Open hernantz opened this issue 4 years ago • 3 comments

  • If the user provides a cast function, we use that one, no questions asked.
  • if the user sets a default that is an int, str, boolean, float, etc, and doesn't set a cast function, we can set a default one: int(), str(), boolean(), float(), respectively.
  • If the user doesn't set a default value we use the identity cast.
  • If the user sets a non callable value as cast, we raise an exception.

Also allowed default to be a callable too.

Will submit the tests and docs soon.

hernantz avatar Apr 22 '20 03:04 hernantz

hmm... I'm not sure that I like this behavior. I think that cast is a helper feature that needs to be used carefully and for this purpose, I think that "Explicit is better than implicit". So, I think that the developer MUST think and MUST specify explicitly the cast that needs to be used to convert the value. Even the default value.

osantana avatar Apr 23 '20 09:04 osantana

I think that the zen of python its a description of the ideas that formed the language, in the case of "explicit vs implicit" we are talking about the self argument for methods. But this statement is broad and full of grey areas, even within python.

For example explicit typing (java) might not be better that implicit typing (python), default arguments in function signatures do exist so that we don't have to force developers to always set explicit parameters on every function call.

As a closer example, prettyconf sets default loaders if the user doesn't explicitly provide them. The idea behind this PR follows that same principle, but for casts.

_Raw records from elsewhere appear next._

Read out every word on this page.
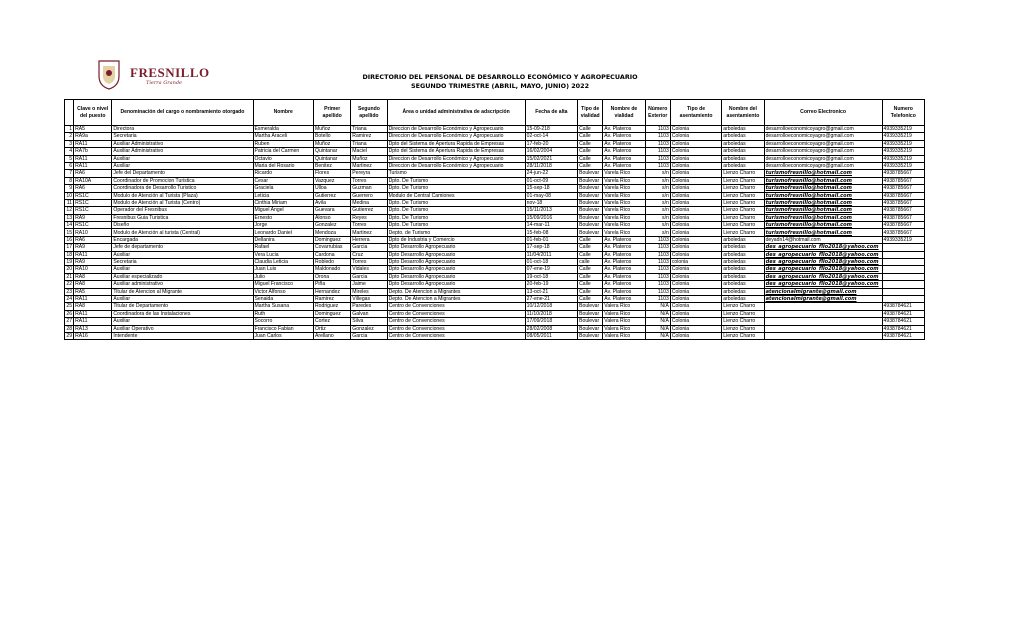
FRESNILLO
Tierra Grande
DIRECTORIO DEL PERSONAL DE DESARROLLO ECONÓMICO Y AGROPECUARIO
SEGUNDO TRIMESTRE (ABRIL, MAYO, JUNIO) 2022
	Clave o nivel del puesto	Denominación del cargo o nombramiento otorgado	Nombre	Primer apellido	Segundo apellido	Área o unidad administrativa de adscripción	Fecha de alta	Tipo de vialidad	Nombre de vialidad	Número Exterior	Tipo de asentamiento	Nombre del asentamiento	Correo Electronico	Numero Telefonico
1	RA5	Directora	Esmeralda	Muñoz	Triana	Direccion de Desarrollo Económico y Agropecuario	15-09-218	Calle	Av. Plateros	1103	Colonia	arboledas	desarrolloeconomicoyagro@gmail.com	4939335219
2	RA9a	Secretaria	Martha Araceli	Botello	Ramirez	Direccion de Desarrollo Económico y Agropecuario	02-oct-14	Calle	Av. Plateros	1103	Colonia	arboledas	desarrolloeconomicoyagro@gmail.com	4939335219
3	RA11	Auxiliar Administrativo	Ruben	Muñoz	Triana	Dpto del Sistema de Apertura Rapida de Empresas	17-feb-20	Calle	Av. Plateros	1103	Colonia	arboledas	desarrolloeconomicoyagro@gmail.com	4939335219
4	RA7b	Auxiliar Administrativo	Patricia del Carmen	Quintanar	Maciel	Dpto del Sistema de Apertura Rapida de Empresas	16/02/2004	Calle	Av. Plateros	1103	Colonia	arboledas	desarrolloeconomicoyagro@gmail.com	4939335219
5	RA11	Auxiliar	Octavio	Quintanar	Muñoz	Direccion de Desarrollo Económico y Agropecuario	15/02/2021	Calle	Av. Plateros	1103	Colonia	arboledas	desarrolloeconomicoyagro@gmail.com	4939335219
6	RA11	Auxiliar	Maria del Rosario	Benitez	Martinez	Direccion de Desarrollo Económico y Agropecuario	28/11/2018	Calle	Av. Plateros	1103	Colonia	arboledas	desarrolloeconomicoyagro@gmail.com	4939335219
7	RA6	Jefe del Departamento	Ricardo	Flores	Pereyra	Turismo	24-jun-22	Boulevar	Varela Rico	s/n	Colonia	Lienzo Charro	turismofresnillo@hotmail.com	4938785667
8	RA10A	Coordinador de Promocion Turistica	Cesar	Vazquez	Torres	Dpto. De Turismo	01-oct-09	Boulevar	Varela Rico	s/n	Colonia	Lienzo Charro	turismofresnillo@hotmail.com	4938785667
9	RA6	Coordinadora de Desarrollo Turistico	Graciela	Ulloa	Guzman	Dpto. De Turismo	15-sep-18	Boulevar	Varela Rico	s/n	Colonia	Lienzo Charro	turismofresnillo@hotmail.com	4938785667
10	RS1C	Modulo de Atención al Turista (Plaza)	Leticia	Gutierrez	Guerrero	Modulo de Central Camiones	01-may-08	Boulevar	Varela Rico	s/n	Colonia	Lienzo Charro	turismofresnillo@hotmail.com	4938785667
11	RS1C	Modulo de Atención al Turista (Centro)	Cinthia Miriam	Avila	Medina	Dpto. De Turismo	nov-18	Boulevar	Varela Rico	s/n	Colonia	Lienzo Charro	turismofresnillo@hotmail.com	4938785667
12	RS1C	Operador del Fresnibus	Miguel Angel	Guevara	Gutierrez	Dpto. De Turismo	15/11/2013	Boulevar	Varela Rico	s/n	Colonia	Lienzo Charro	turismofresnillo@hotmail.com	4938785667
13	RA9	Fresnibus Guia Turistica	Ernesto	Alonso	Reyes	Dpto. De Turismo	15/09/2016	Boulevar	Varela Rico	s/n	Colonia	Lienzo Charro	turismofresnillo@hotmail.com	4938785667
14	RS1C	Diseño	Jorge	Gonzalez	Torres	Dpto. De Turismo	14-mar-11	Boulevar	Varela Rico	s/n	Colonia	Lienzo Charro	turismofresnillo@hotmail.com	4938785667
15	RA10	Modulo de Atención al turista (Central)	Leonardo Daniel	Mendoza	Martinez	Depto. de Turismo	15-feb-08	Boulevar	Varela Rico	s/n	Colonia	Lienzo Charro	turismofresnillo@hotmail.com	4938785667
16	RA6	Encargada	Dellanira	Dominguez	Herrera	Dpto de Industria y Comercio	01-feb-01	Calle	Av. Plateros	1103	Colonia	arboledas	deyadn14@hotmail.com	4939335219
17	RA9	Jefe de departamento	Rafael	Covarrubias	Garcia	Dpto Desarrollo Agropecuario	17-sep-18	Calle	Av. Plateros	1103	Colonia	arboledas	des_agropecuario_fllo2018@yahoo.com	
18	RA11	Auxiliar	Vera Lucia	Cardona	Cruz	Dpto Desarrollo Agropecuario	11/04/2011	Calle	Av. Plateros	1103	Colonia	arboledas	des_agropecuario_fllo2018@yahoo.com	
19	RA9	Secretaria	Claudia Leticia	Robledo	Torres	Dpto Desarrollo Agropecuario	01-oct-18	calle	Av. Plateros	1103	colonia	arboledas	des_agropecuario_fllo2018@yahoo.com	
20	RA10	Auxiliar	Juan Luis	Maldonado	Vidales	Dpto Desarrollo Agropecuario	07-ene-19	Calle	Av. Plateros	1103	Colonia	arboledas	des_agropecuario_fllo2018@yahoo.com	
21	RA8	Auxiliar especializado	Julio	Orona	Garcia	Dpto Desarrollo Agropecuario	19-oct-18	Calle	Av. Plateros	1103	Colonia	arboledas	des_agropecuario_fllo2018@yahoo.com	
22	RA8	Auxiliar administrativo	Miguel Francisco	Piña	Jaime	Dpto Desarrollo Agropecuario	20-feb-19	Calle	Av. Plateros	1103	Colonia	arboledas	des_agropecuario_fllo2018@yahoo.com	
23	RA5	Titular de Atencion al Migrante	Victor Alfonso	Hernandez	Mireles	Depto. De Atencion a Migrantes	13-oct-21	Calle	Av. Plateros	1103	Colonia	arboledas	atencionalmigrante@gmail.com	
24	RA11	Auxiliar	Senaida	Ramirez	Villegas	Depto. De Atencion a Migrantes	27-ene-21	Calle	Av. Plateros	1103	Colonia	arboledas	atencionalmigrante@gmail.com	
25	RA8	Titular de Departamento	Martha Susana	Rodriguez	Paredes	Centro de Convenciones	10/12/2018	Boulevar	Valera Rico	N/A	Colonia	Lienzo Charro		4938784621
26	RA11	Coordinadora de las Instalaciones	Ruth	Dominguez	Galvan	Centro de Convenciones	11/10/2018	Boulevar	Valera Rico	N/A	Colonia	Lienzo Charro		4938784621
27	RA11	Auxiliar	Socorro	Cortez	Silva	Centro de Convenciones	17/09/2018	Boulevar	Valera Rico	N/A	Colonia	Lienzo Charro		4938784621
28	RA13	Auxiliar Operativo	Francisco Fabian	Ortiz	Gonzalez	Centro de Convenciones	28/02/2008	Boulevar	Valera Rico	N/A	Colonia	Lienzo Charro		4938784621
29	RA16	Intendente	Juan Carlos	Arellano	Garcia	Centro de Convenciones	08/05/2011	Boulevar	Valera Rico	N/A	Colonia	Lienzo Charro		4938784621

hernantz avatar Apr 25 '20 17:04 hernantz

I think that the zen of python its a description of the ideas that formed the language, in the case of "explicit vs implicit" we are talking about the self argument for methods. But this statement is broad and full of grey areas, even within python.

When Zen of Python says "explicit is better than explicit" they are talking more than only about typing or self. They are talking about things like not "casting silently" one object (eg. like in JS that tries to convert '1' to 1 in a comparison like '1' == 1 // returns true. I prefer, as a developer, to take care of the casting of my objects (and get errors when they fail).

Most of the time the Python language, by design, requires that all 'casting' (conversions) of objects needs to be made explicitly and raises errors* when it can't operate on different types. I want to keep prettyconf respecting it.

  • There exceptions on this behaviour (raise errors) when we compare containers objects. But I see this as a bad design of the language.